NFL owners will meet in New York City this Thursday to discuss a wide range of topics including a new collective bargaining agreement. According to CBS NFL Insider Jason La Canfora, the NFL owners do not expect any sort of vote to take place on Thursday during their meeting, but it remains possible that the new CBA gets done at the NFL combine next week.
The players will also go along with the 17-game schedule if the owners agree to fulfill some other requests such as fewer training camp and regular season practices. But the regular season isn't the only place where we can expect some new games.
If you were hoping for a new NFL playoff structure in the near future, it appears you may be in luck.
According to ESPN's Adam Schefter, the current CBA proposal has seven teams from each conference making the playoffs -- instead of six -- with only one team receiving a first-round bye per conference.
"That's been agreed to for a long time," one source familiar with the CBA talks said to ESPN about the NFL's new playoff structure. "There wasn't a lot of disagreement to that issue."
If you were wondering what that would have looked like this year, it would have been the Pittsburgh Steelers visiting the Kansas City Chiefs in the AFC, while the Los Angeles Rams would have visited the Green Bay Packers in the NFC.
In addition to receiving a first-round bye, teams that clinch the No. 1 seed in their respective conference will also receive postseason pay for the weekend they technically have off. Under the current CBA, teams did not receive pay for acquiring a first-round bye.
While the new playoff format is expected to take effect immediately if a CBA is passed, the 17-game schedule wouldn't come until 2021. Along with the expanded regular season, the preseason would reportedly be shortened from four games to three.
Expanding the current playoff format will introduce (more) mediocrity into a postseason that should be reserved for the best.
The NFL postseason has been perfect in my eyes. And since that magical Baltimore Ravens run following the 2012 season, no team from either conference has made the Super Bowl without being a top-two seed. Obviously, being a top-two seed means you spent four months more or less proving you're among the best in the league, but being able to save your body from one more game than your opponent appears to be a material advantage.
Had this rule be in place before this season, not only would the 8-8 Steelers gotten into the playoffs, but the Kansas City Chiefs would have hosted them on Wild-Card Weekend. It would have been a purposeless game (well, the purpose would have been to make more money) that only would have put a legitimate Super Bowl-contending team and their face-of-the-NFL quarterback unnecessarily in harm's way.

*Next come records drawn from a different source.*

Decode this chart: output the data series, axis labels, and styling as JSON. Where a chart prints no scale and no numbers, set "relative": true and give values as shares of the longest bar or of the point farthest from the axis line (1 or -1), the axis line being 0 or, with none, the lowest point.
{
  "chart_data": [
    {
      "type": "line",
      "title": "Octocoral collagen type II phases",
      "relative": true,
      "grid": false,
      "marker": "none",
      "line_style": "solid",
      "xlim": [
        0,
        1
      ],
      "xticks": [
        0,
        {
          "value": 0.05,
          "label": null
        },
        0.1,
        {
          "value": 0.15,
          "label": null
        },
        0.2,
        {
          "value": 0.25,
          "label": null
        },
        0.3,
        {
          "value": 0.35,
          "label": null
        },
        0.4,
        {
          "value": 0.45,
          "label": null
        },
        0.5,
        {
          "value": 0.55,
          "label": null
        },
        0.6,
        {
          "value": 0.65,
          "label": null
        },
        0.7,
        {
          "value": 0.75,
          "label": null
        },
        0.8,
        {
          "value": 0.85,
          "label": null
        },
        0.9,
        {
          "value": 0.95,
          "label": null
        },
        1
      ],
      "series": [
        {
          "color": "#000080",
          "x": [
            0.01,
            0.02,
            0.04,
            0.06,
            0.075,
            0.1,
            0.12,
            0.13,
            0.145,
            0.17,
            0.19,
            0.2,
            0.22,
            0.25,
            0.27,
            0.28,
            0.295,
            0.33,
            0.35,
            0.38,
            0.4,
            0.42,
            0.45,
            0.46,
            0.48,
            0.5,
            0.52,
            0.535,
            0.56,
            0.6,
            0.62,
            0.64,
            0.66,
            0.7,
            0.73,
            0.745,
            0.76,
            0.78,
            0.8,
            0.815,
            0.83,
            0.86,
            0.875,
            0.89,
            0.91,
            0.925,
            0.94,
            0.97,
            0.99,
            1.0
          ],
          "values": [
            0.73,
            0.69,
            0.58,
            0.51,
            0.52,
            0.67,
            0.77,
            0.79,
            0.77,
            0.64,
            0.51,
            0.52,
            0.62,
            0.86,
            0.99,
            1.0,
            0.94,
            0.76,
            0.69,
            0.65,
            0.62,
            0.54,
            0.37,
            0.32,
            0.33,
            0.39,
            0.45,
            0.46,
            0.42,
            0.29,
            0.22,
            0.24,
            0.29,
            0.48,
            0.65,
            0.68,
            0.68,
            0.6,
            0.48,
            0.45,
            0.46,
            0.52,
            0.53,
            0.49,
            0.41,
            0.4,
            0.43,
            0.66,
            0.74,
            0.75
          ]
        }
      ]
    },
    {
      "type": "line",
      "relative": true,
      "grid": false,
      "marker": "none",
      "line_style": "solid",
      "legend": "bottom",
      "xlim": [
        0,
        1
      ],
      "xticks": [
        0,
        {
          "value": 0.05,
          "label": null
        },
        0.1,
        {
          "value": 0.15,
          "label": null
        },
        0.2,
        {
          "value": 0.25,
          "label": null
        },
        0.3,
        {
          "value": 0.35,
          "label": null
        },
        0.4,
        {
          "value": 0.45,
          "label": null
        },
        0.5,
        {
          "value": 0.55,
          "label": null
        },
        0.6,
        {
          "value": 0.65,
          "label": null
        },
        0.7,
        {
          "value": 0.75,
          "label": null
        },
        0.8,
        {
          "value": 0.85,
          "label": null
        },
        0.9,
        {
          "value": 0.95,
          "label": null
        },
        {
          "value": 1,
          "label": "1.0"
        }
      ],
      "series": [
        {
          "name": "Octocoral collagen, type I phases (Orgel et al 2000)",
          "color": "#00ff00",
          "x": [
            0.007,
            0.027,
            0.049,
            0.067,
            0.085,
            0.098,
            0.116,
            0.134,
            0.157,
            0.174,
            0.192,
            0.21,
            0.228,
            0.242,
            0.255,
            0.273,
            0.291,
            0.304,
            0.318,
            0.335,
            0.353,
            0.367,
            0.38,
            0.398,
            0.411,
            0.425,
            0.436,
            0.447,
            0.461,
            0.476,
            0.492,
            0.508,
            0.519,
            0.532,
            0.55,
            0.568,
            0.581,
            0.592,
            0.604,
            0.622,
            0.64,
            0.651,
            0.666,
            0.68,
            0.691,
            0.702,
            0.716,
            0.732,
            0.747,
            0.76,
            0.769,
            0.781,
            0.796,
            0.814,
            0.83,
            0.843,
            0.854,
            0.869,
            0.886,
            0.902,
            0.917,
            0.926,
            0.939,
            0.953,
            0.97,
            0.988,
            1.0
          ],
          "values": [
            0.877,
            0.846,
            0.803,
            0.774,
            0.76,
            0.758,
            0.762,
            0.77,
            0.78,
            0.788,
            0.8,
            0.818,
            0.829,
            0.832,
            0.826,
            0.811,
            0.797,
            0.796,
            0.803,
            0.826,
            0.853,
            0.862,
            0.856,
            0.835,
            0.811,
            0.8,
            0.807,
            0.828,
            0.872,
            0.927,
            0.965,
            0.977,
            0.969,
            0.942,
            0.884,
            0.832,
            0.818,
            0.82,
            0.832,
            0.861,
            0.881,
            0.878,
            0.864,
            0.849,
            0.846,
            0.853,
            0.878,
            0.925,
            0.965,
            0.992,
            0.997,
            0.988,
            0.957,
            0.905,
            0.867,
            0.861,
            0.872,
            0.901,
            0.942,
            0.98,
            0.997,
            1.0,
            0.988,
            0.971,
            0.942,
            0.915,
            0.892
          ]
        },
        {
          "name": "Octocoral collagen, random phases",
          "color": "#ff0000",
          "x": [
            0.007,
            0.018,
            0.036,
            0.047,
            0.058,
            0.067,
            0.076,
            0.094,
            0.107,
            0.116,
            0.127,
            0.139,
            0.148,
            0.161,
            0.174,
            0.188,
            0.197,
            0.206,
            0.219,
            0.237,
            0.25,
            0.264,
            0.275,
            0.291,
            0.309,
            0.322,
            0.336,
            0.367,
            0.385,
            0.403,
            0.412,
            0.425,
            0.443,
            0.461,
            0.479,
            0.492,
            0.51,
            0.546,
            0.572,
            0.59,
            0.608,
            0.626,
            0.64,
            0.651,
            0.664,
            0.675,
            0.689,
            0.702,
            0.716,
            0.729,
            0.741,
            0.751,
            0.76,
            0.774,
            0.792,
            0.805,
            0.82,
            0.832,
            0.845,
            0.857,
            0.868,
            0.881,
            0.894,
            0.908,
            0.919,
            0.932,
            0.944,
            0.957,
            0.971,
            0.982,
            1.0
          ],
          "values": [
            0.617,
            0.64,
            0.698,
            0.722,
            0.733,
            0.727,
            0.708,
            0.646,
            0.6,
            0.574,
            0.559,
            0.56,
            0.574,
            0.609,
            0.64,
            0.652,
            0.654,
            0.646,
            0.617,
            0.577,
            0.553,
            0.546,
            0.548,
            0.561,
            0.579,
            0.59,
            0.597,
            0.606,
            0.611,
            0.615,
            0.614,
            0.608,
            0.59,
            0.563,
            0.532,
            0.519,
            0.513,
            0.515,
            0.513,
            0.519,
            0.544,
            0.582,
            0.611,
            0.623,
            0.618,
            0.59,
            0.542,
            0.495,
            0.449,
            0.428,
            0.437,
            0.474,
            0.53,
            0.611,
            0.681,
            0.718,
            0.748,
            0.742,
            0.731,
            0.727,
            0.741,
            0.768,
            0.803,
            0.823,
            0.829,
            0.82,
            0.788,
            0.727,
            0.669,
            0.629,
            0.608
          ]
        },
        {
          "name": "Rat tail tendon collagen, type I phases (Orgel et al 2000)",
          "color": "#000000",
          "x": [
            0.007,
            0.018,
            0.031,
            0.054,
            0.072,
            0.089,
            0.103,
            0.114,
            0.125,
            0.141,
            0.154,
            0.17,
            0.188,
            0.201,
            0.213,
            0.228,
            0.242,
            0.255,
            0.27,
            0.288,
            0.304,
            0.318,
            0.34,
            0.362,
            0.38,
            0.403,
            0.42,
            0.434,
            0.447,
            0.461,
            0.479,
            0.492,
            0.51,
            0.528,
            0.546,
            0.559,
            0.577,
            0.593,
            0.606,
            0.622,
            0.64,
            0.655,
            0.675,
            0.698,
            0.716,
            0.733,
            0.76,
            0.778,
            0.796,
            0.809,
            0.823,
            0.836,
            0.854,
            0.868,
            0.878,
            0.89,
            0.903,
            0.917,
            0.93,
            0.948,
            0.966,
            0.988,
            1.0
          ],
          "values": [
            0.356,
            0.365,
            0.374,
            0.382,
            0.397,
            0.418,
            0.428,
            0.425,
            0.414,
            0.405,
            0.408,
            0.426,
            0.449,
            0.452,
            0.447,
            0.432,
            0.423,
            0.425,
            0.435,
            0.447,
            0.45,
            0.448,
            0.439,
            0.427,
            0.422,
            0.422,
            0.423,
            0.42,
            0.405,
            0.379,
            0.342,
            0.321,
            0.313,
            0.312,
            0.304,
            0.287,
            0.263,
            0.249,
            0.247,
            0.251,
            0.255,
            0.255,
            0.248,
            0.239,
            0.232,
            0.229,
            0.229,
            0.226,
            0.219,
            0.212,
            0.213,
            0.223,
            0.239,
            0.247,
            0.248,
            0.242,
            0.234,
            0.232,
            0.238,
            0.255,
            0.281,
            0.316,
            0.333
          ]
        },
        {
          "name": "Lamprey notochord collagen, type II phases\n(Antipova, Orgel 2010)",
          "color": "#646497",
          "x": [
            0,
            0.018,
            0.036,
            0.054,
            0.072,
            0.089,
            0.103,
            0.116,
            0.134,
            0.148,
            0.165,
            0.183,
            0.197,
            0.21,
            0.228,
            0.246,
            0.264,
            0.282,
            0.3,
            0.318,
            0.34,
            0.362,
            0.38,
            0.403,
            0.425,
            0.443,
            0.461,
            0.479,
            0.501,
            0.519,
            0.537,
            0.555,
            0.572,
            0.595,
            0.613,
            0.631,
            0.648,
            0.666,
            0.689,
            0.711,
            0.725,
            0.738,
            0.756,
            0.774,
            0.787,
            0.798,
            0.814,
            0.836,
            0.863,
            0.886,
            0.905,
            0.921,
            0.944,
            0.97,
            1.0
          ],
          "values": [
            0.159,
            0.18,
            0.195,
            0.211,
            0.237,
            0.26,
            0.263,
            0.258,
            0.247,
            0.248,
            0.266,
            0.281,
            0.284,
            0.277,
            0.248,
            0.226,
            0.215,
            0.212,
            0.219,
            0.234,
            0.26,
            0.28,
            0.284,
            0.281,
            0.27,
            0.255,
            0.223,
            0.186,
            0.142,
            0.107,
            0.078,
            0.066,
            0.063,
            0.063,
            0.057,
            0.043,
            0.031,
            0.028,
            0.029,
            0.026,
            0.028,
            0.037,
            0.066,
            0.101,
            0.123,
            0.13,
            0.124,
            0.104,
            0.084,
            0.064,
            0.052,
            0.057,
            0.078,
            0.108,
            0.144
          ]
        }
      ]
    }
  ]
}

Then, all things being the same, had Kansas City and San Francisco still met in South Florida for Super Bowl LIV, it would seem to me that the Niners would have had a distinct advantage of having played one fewer postseason game.
And so you say, "So what? This makes winning the regular season that much more important!" And yes, obviously it does. Adding a 17th game to the schedule makes for a longer and more competitive season as 44% of the league vies for a postseason berth.
The margins throughout the league are razor-thin. In my opinion, at the top of the league each year, the margins are imperceptible. Giving just one team from each conference the weekend off is too great an advantage, especially considering that top seed can and eventually will be decided by tiebreakers.
This doesn't make the playoffs more competitive. It waters down the field. Could a seven seed catch fire and make a run like a handful of six seeds have in years past? Absolutely. But the postseason should be an exclusive club.
The reason for the change is, of course, money. The league is always looking for new revenue streams (but curiously continues to leave jersey-ad patches on the shelf), and a 17th regular-season game plus another game on Wild-Card Weekend will achieve that. Consider, too, that the NFL is set to cash in when the next round of TV contracts are up following the 2022 season, and these consistent $10 million spikes in the salary cap the last several years will soon look like little more than year-to-year inflation adjustments.
Change is upon us and, if you agree with me, there's nothing that can be done. I just dislike fixing things that aren't broken, and that's what this proposed change feels like.